When the U.S. Navy proposed last year to install a stargazing interferometer on the peak of Chews Ridge Mountain in California, local environmentalists and Native American leaders were alarmed. Citing concerns that the project would lead to development of the mountain, they called for a meeting with representatives from the navy and the U.S. Forest Service. In this essay, which first appeared in Wind Bell, Teah Strozer, director of the Zen Mountain Center, describes that encounter.

— Ed.

 

We gathered in the Round House, a covered amphitheater dug into a hill, and sat on earthen benches. Four huge tree trunks in the middle of the room supported the wooden beams of the roof, which, like a tepee, was open in the center to the sky. Beneath the opening burned a large ceremonial fire.

Tommy Little Bear, chief of the Esselen tribe, welcomed and purified us all with sage incense. Then he held up the Two-Faced Talking Stick, one side a smiling face, painted white and decorated with feathers and ribbons, the other side a sorrowful face, painted black and hung with strips of leather and beads. He explained that whoever was holding the Talking Stick could speak uninterruptedly.

For hours people gave heartfelt speeches, asking the navy to leave the mountain untouched. But as the room got smoky and the day grew long, I began to wonder if anything being said would make a difference.

Every so often I noticed an elderly Native American man and his son methodically dressing themselves in traditional costume. Quietly the father adjusted the son’s feathered headdress. The son helped his father with a belt and skirt. When I looked over at them later on, they had removed their shirts to put on arm bracelets and paint. Meanwhile, the Talking Stick was making its way around the room, and I was becoming tired and uncomfortable and ready for a break.

Then the father reached out and took the Talking Stick. He looked long at his son, who was fully dressed, painted, and sitting quietly, holding a ceremonial pouch, then he walked slowly to the fire, turned, and gazed at each person in the room. A feather fan in one hand, the Talking Stick in the other, he said clearly and distinctly, “I think all white people should be killed.”
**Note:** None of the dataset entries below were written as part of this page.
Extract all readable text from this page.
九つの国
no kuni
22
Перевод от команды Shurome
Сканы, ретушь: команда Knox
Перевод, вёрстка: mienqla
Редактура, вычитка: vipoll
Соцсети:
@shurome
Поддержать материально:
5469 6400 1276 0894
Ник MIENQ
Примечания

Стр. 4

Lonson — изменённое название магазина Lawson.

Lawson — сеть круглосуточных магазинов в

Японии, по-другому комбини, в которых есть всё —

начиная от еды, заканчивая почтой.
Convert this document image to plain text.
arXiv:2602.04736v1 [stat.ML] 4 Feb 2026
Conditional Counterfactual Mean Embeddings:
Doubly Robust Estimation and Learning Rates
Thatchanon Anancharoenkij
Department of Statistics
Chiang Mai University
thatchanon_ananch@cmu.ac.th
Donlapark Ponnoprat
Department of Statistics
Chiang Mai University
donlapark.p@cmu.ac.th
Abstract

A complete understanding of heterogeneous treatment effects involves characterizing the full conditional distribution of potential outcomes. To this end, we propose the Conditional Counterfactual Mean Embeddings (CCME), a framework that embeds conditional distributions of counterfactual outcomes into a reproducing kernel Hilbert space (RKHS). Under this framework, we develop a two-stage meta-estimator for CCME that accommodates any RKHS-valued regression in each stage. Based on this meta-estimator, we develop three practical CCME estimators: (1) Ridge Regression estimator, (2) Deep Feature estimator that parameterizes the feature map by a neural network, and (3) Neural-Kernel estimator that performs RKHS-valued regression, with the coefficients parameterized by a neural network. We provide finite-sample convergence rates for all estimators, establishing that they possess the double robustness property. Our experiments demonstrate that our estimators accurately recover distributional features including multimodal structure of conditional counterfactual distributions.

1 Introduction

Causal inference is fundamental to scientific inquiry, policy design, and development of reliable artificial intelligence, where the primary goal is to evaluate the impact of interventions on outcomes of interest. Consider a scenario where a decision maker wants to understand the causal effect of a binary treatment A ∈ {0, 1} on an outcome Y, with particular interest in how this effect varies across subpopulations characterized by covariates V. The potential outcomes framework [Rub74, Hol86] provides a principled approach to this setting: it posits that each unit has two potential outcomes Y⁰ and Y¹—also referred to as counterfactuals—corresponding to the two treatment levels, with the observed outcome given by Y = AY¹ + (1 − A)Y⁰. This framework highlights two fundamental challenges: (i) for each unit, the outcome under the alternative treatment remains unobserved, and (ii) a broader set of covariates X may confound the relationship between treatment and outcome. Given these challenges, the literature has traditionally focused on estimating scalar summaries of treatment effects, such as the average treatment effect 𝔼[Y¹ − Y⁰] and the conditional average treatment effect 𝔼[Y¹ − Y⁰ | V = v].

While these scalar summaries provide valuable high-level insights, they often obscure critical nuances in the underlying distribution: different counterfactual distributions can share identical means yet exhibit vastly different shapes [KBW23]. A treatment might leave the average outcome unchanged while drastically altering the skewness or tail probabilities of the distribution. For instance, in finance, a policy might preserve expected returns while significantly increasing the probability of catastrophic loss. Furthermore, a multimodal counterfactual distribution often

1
He had our attention. He related a dream he’d had, in which all white people were put on ships and sent back to Europe. Their land was taken from them, their animals were killed, and sickness and death spread through their people. He talked about what life was like for his ancestors before white people came with their guns and greed. He said that everybody thinks the first atomic bomb fell on the Japanese, but in reality it fell on the Native Americans who were downwind from the testing sites in New Mexico. Their land was poisoned. They suffer even now from high rates of cancer and other illness. He wanted us to understand how much he hated what had been done to his people, how hard he had struggled to understand the white culture’s still insatiable desire to control and subdue the land his ancestors had lived with in harmony.

I found it difficult to listen to him. But his voice — alternately quiet and forceful — was magnetic, his bearing confident and proud as he walked round and round the fire chanting this litany of sorrow and rage. He said that whites in power simply take whatever they want, and that protesting probably wouldn’t stop them, but he still believed that we were all one people, that we needed to listen to each other and to the Great Spirit. Humbly, he asked the Great Spirit if he could offer his pain and the pain of his people, as well as the pain of all people and all living beings, in a prayer that we might hear each other.

Then he asked his son to stand beside him, and a man with a drum began playing. The drummer beat a steady, slow, hypnotic rhythm, BOOM, BOOM, BOOM, like the beating of my own heart. It sent shivers through my body. The father explained that he was going to chant a song expressing an offering and a prayer. He faced the fire, held one arm up to the heavens, and began to chant. The son opened his ceremonial pouch and pulled out a scalpel. With the utmost sensitivity and care, he began to cut a piece of flesh from his father’s arm, near the shoulder. The father never missed a word of the chant as his son cut into him. I made myself watch as the blood ran down his arm. Once, the father looked at his son with a calm, open face. The son looked up into his father’s eyes. At that moment I saw a man pass on to his son, as his ancestors had passed on to him, the truth of the suffering of life, and the truth that one can stand there in that pain with perfect equanimity and grace. When the son finally finished, I felt limp, clear, and empty. At that moment I would have given them anything.

The father motioned for the son to sit down and for the drummer to stop. He circled the fire again, letting his blood drip into it. He prayed for the well-being of us all, for the earth, trees, grass, and pebbles. He prayed for understanding of the interconnectedness of everything and for the return of balance. As he gave his flesh to the fire, I believed that what he asked was possible. When he sat down, the room was silent.

But after only a few moments I noticed that we were already putting ourselves back together. We were insulating ourselves from the pain. The connection we felt was dissipating; the suffering we had witnessed wasn’t really our own.